Tanzania’s Land Transport Regulatory Authority (LATRA) announced on 3rd January 2023 the new fares for online taxis, motorbikes, and rapid transit buses (BRT) operating in the country.
The fares will be implemented in the country in 14 days from the date of the announcement, said the General Director of LATRA Habibu Suluo.
Suluo explained that the new fare for fast buses is TZS 750, an increase of 100 shillings from the previous fare of TZS 650 for the main route and TZS 500 from TZS 400 for the feeder route.
Passengers connecting the main route with the feeder route will pay TZS 900 and for the route from Kimara to Kibaha, they will pay TZS 700.
Suluo also explained that internet taxis with a capacity of not more than four passengers will have a minimum rate of TZS 3,000 and a maximum rate of TZS 4,000 shillings for a trip not exceeding one kilometer.
The starting fare for internet taxis is TZS 500 to TZS 1,000, the fare per kilometer is TZS 800 to TZS 1,000, and the fare per minute is TZS 80 to TZS 100.
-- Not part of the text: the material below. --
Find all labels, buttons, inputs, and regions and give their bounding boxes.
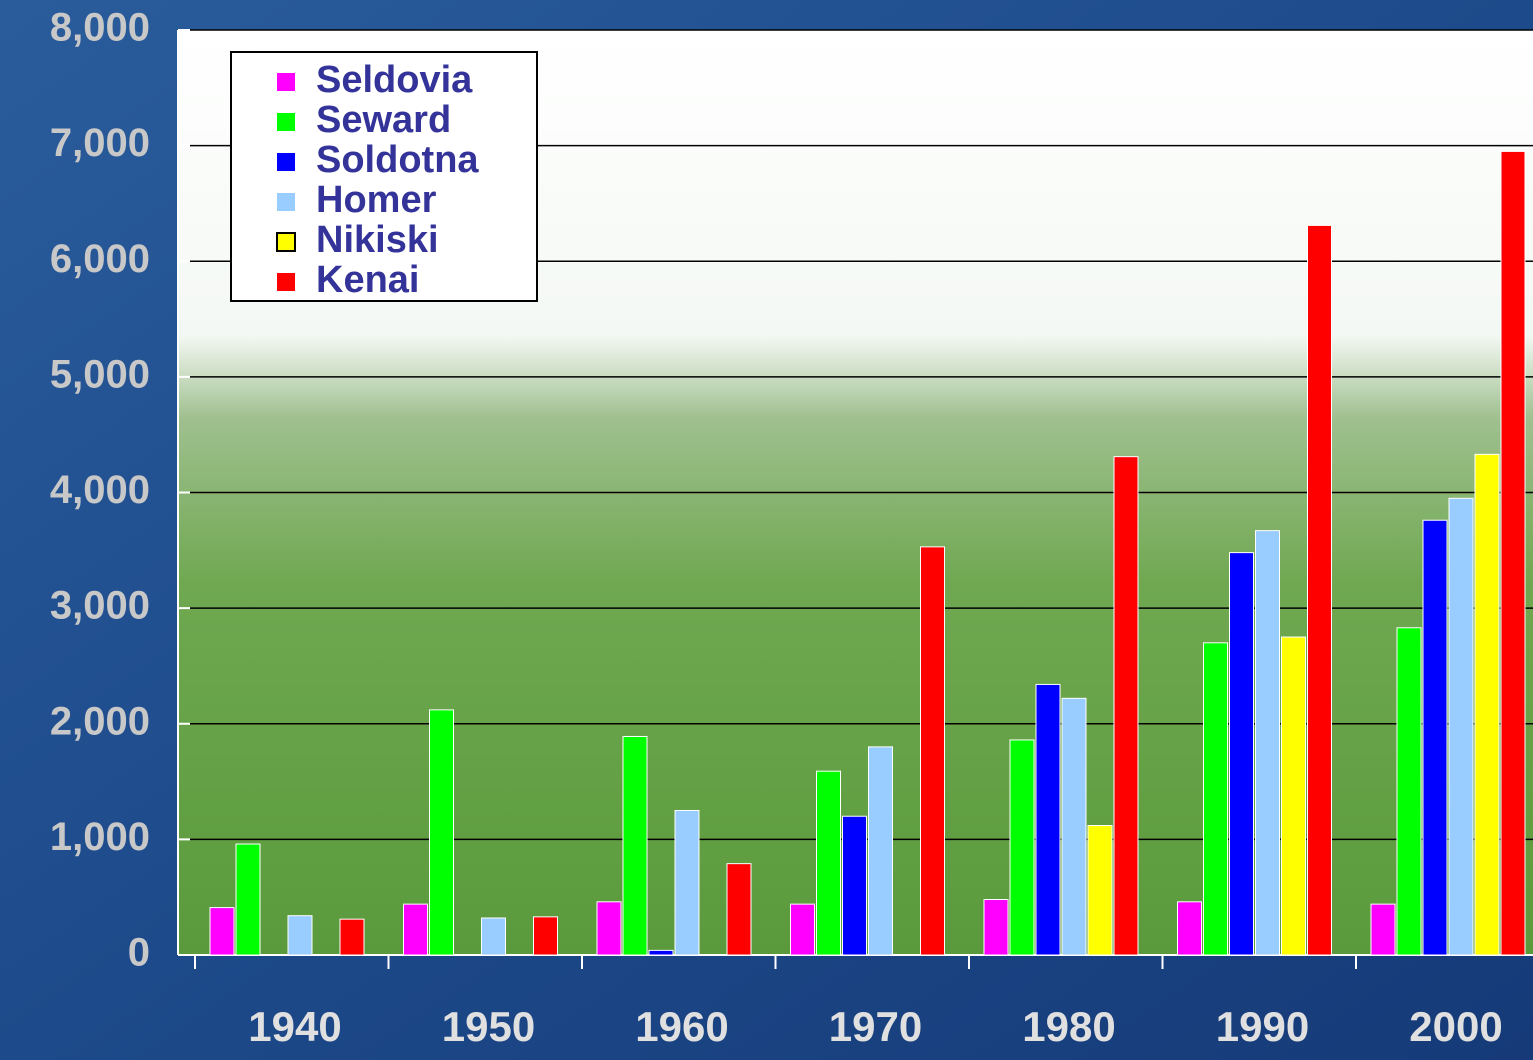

For online taxis with a capacity of not more than six passengers, the fare is TZS 4,000 to TZS 5,000 for a journey not exceeding one kilometer. The starting fare for these taxis is TZS 800 to TZS 1,300, the fare per kilometer is TZS 1,000 to TZS 1,200, and the fare per minute is TZS 80 to TZS 150.
As for motorbikes, the new fare for those that can carry no more than two passengers is TZS 1,000 to TZS 1,500, the starting fare is TZS 250 to TZS 350, the fare per kilometer is TZS 300 to TZS 400 and the fare per minute is TZS 50 to TZS 70.
For motorbikes with a capacity of not more than three passengers, the fare is TZS 2,000 to TZS 2,500 for a trip not exceeding one kilometer, the starting fare is TZS 350 to TZS 500, the fare per kilometer is TZS 500 to TZS 600 and the fare per minute is TZS 70 to TZS 90.
The new regulatory changes also raise the ride-hailing apps’ commission that now goes from a minimum of 10% to a maximum of 25%, and reinstates booking fees of up to 3%.
Following the announcement of the new fares, the regional manager for Eastern Africa of ride-hailing company Bolt Kenneth Micah said that the move was a win-win situation for all stakeholders.
And the head of communications for East and West Africa of ride-hailing company Uber said to the media that the new fares will significantly contribute to the growth and development of the ride-hailing industry in Tanzania and that the company looks forward to continuing to provide a platform for drivers to earn and riders to get from one place to another in the country.
Back in April 2022, Uber suspended its services in Tanzania following the guide fare set by LATRA in March which required ride-hailing companies in Tanzania to lower the service fee they charge from 25% to 15%, taking away the ability of these companies to set prices.